If this were baseball, we'd be all out of strikes.

There were many good things about the trip: the wonderful hospitality of Polish Pretend Daughter, the fascinating places I visited with her, the fun conversations with UK ex-pats in Warsaw, the half-day with Polish Pretend Son, the architecture, the museums, the bookstores, the films and the nerve-soothing inter-doctor cappuccino with a friend-of-a-friend's Bulgarian employee. His compassion and kindness to a stranger was in sharp relief to what I experienced at the religious foundation.

The irony was--and this is tough for a Catholic to admit--that everyone was kinder and more hospitable to me than the Church foundation whose (paying) guest I was. What is a Catholic to make of that?

Currently I have no wish ever again to stay anywhere in Poland that does not also house at least one of my Polish friends. But as my Polish friends all speak excellent English, I have lost one reason to continue studying Polish at all. I am now in a state of critical distance in which I ask myself "What was it all for?"

If I were a Polish Canadian, I would keep on studying just because the scabby Nazis tried to eliminate Polish culture. If I had a Polish sweetheart, I would keep on studying just to please him. If I had a Polish job, I would study so as to thrive in Poland. But none of these things are true, so what am I doing?

Update: Elements of this already strike me as a bit of a teenage tantrum. It is hard to sort out what is bruised ego and what is justified anger on one's own behalf.

5 comments:

  1. I am upset for you that you were treated so inhospitably! I would certainly complain about the experience to someone, although it sounds like it may not have much effect...

    ReplyDelete
    Replies
    1. Meant to say, someone at the religious house. What do your Polish friends think?

      Delete
  2. I have been complaining to everyone in earshot! But not to the house. I was waiting on my diagnosis, but as there is no real proof their slipshod housekeeping led to my infection, I really don't think there is anything to say. Nobody invited me, and it is certainly possible my religio-cultural expectations were naive.

    ReplyDelete
  3. I've worked for the Church for nearly 20 years. I recall my first experience of a demanding, unjust, unkind boss. As I was working for a Catholic institution, I was pretty upset that I was being treated so badly by someone in the Church. I would have expected it had I been in a liberal hotbed, but I wasn't. My spiritual director was so good...he affirmed that I was indeed suffering injustice, and also reminded me that the so-called "orthodox" are not immune from original sin. That was helpful, if painful...it stripped the rose-colored glasses off.

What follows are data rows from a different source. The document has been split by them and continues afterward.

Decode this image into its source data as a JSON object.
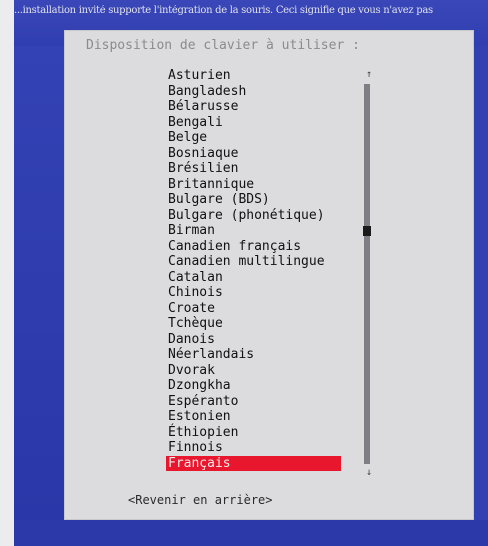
{
  "screen": {
    "help_text": "...installation invité supporte l'intégration de la souris. Ceci signifie que vous n'avez pas"
  },
  "dialog": {
    "title": "Disposition de clavier à utiliser :",
    "items": [
      "Asturien",
      "Bangladesh",
      "Bélarusse",
      "Bengali",
      "Belge",
      "Bosniaque",
      "Brésilien",
      "Britannique",
      "Bulgare (BDS)",
      "Bulgare (phonétique)",
      "Birman",
      "Canadien français",
      "Canadien multilingue",
      "Catalan",
      "Chinois",
      "Croate",
      "Tchèque",
      "Danois",
      "Néerlandais",
      "Dvorak",
      "Dzongkha",
      "Espéranto",
      "Estonien",
      "Éthiopien",
      "Finnois",
      "Français"
    ],
    "selected_index": 25,
    "scroll_up_glyph": "↑",
    "scroll_down_glyph": "↓",
    "back_label": "<Revenir en arrière>"
  },
  "colors": {
    "selection": "#e8172d",
    "background": "#3a47b8"
  }
}
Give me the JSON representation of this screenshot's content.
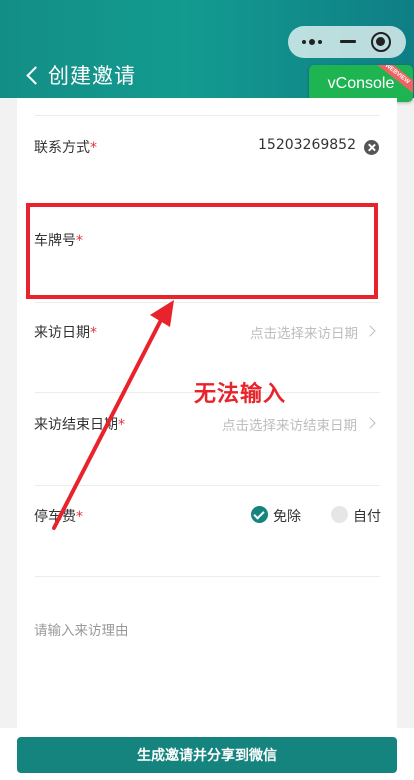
{
  "header": {
    "title": "创建邀请",
    "vconsole_label": "vConsole",
    "vconsole_ribbon": "WEBVIEW"
  },
  "form": {
    "contact": {
      "label": "联系方式",
      "required_mark": "*",
      "value": "15203269852"
    },
    "plate": {
      "label": "车牌号",
      "required_mark": "*",
      "value": ""
    },
    "visit_date": {
      "label": "来访日期",
      "required_mark": "*",
      "placeholder": "点击选择来访日期"
    },
    "visit_end_date": {
      "label": "来访结束日期",
      "required_mark": "*",
      "placeholder": "点击选择来访结束日期"
    },
    "parking_fee": {
      "label": "停车费",
      "required_mark": "*",
      "options": [
        {
          "label": "免除",
          "selected": true
        },
        {
          "label": "自付",
          "selected": false
        }
      ]
    },
    "reason": {
      "placeholder": "请输入来访理由"
    }
  },
  "annotation": {
    "text": "无法输入",
    "color": "#e8232b"
  },
  "footer": {
    "submit_label": "生成邀请并分享到微信"
  },
  "colors": {
    "accent": "#15837e",
    "header": "#139b90",
    "required": "#e5303c",
    "vconsole": "#1fb452"
  }
}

    Every now and again I get frustrated and saddened to see atheists, unorthodox Catholics, etc. behaving more justly, kindly, generously than "my kind of people," and even better than myself (if I'm honest). You would think that all that sacramental grace would make us better than that. I think it shows how very deep that original wound really goes.

    I'm sorry again about your experience, all the more because it happened at the hands of representatives of the Church. I hope that time heals this wound and you find your passion for Polish restored.

    ReplyDelete
    Replies
    1. Thank you! As I slowly calm down(sloooooooowly....), I reflect that anyone in vows in the story was merely a bit neglectful and it may have been that they were unusually too busy to chat with a guest, see how she was doing, be summoned to speak English to her, etc. The real "villains" of the story were the porter, the cleaning lady (who might have done something about the germs had I left some money, I now realize) and, very probably, an institutional sexism/clericalism which sees women (or guests in general) as a threat to the religious foundation. However, I never got this impression from priests or nuns but from the porters.

      Today I will write about happy things!